Indicateurs clés de la transformation (1990–2006)
Pour synthétiser l’évolution, voici les marqueurs factuels les plus parlants issus du contexte étudié.
| Dimension | Évolution observée | Bénéfice principal |
|---|---|---|
| Gouvernance | Budgets importants pilotés par les achats (≈ 5 M€ et +) | Meilleure négociation et pilotage global |
| Rôles | Émergence de l’acheteur et du travel manager | Professionnalisation et coordination renforcées |
| Digitalisation | 16 % des transactions via outils en ligne vs 6–8 % en 2005 | Productivité, conformité, traçabilité |
| Organisation | Rationalisation des équipes (jusqu’à 1 poste pour 100 salariés) | Service plus structuré avec moins de frictions |
| VIP | Gestion personnalisée, peu compatible avec le tout digital | Qualité maximale sur les voyages à forts enjeux |
| Rémunération agences | Coût à l’acte: ≈ 80 % des entreprises vs ≈ 20 % en 2000 | Transparence et valorisation du service |
| Facturation | Mensuelle au pourcentage : PME 6–7 %, grands groupes 5–2 % | Modèle lisible, adapté au volume |
Pourquoi ce tournant reste inspirant pour les organisations actuelles
Le changement de 1990 à 2006 n’a pas seulement modernisé le voyage d’affaires : il a installé une logique encore très actuelle, centrée sur la valeur et la maîtrise.

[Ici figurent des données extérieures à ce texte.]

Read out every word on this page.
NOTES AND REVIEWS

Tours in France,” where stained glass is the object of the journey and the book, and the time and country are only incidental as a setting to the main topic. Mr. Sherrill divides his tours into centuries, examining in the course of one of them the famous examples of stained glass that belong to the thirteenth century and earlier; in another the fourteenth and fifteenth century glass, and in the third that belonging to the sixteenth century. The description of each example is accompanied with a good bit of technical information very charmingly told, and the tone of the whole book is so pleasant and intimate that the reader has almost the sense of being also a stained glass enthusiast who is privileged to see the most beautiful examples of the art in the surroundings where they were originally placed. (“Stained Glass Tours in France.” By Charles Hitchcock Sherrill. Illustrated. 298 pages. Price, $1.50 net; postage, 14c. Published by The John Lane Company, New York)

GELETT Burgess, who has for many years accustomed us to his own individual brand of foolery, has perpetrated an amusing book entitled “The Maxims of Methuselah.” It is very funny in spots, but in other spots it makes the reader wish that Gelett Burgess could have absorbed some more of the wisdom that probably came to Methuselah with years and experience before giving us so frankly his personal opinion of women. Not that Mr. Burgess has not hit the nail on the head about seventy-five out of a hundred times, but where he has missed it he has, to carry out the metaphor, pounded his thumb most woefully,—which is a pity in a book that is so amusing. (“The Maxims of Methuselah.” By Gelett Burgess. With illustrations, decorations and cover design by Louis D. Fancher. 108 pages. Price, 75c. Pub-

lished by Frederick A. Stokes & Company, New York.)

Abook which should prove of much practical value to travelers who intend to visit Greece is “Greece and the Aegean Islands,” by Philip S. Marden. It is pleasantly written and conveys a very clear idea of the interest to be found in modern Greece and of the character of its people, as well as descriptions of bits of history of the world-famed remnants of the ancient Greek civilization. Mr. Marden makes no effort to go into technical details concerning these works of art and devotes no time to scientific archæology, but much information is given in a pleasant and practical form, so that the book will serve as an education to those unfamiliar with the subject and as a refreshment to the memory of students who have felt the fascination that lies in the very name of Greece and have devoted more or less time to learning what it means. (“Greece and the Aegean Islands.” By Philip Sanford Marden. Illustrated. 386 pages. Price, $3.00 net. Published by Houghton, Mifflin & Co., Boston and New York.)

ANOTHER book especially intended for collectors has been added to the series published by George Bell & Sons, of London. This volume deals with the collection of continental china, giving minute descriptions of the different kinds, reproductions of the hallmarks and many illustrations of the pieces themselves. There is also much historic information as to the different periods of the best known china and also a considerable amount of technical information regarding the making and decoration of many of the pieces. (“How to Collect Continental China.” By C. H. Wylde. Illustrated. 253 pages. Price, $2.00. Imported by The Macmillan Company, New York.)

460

Les organisations qui s’inspirent de ce virage gagnent généralement sur trois plans :
- Performance économique: budgets mieux cadrés, arbitrages plus rationnels, négociations plus solides.
- Qualité de service: standardisation là où elle est pertinente, sur‑mesure là où l’enjeu l’impose (notamment VIP).
- Pilotage et transparence: indicateurs, reporting, compréhension des leviers (canaux, anticipation, conditions tarifaires).
À retenir
Entre 1990 et 2006, le travel management s’est structuré autour d’un principe gagnant : industrialiser ce qui peut l’être (outils, process, politique) tout en préservant l’excellence sur les segments à forte criticité (VIP). Dans le même mouvement, les agences ont changé de modèle : de la commission à la facturation, et d’un rôle d’intermédiaire à celui de partenaire expert, négociateur et intégrateur.
Cette période a ainsi établi des fondamentaux qui continuent d’apporter des bénéfices mesurables : rigueur, transparence, efficacité opérationnelle et amélioration continue du service rendu aux voyageurs.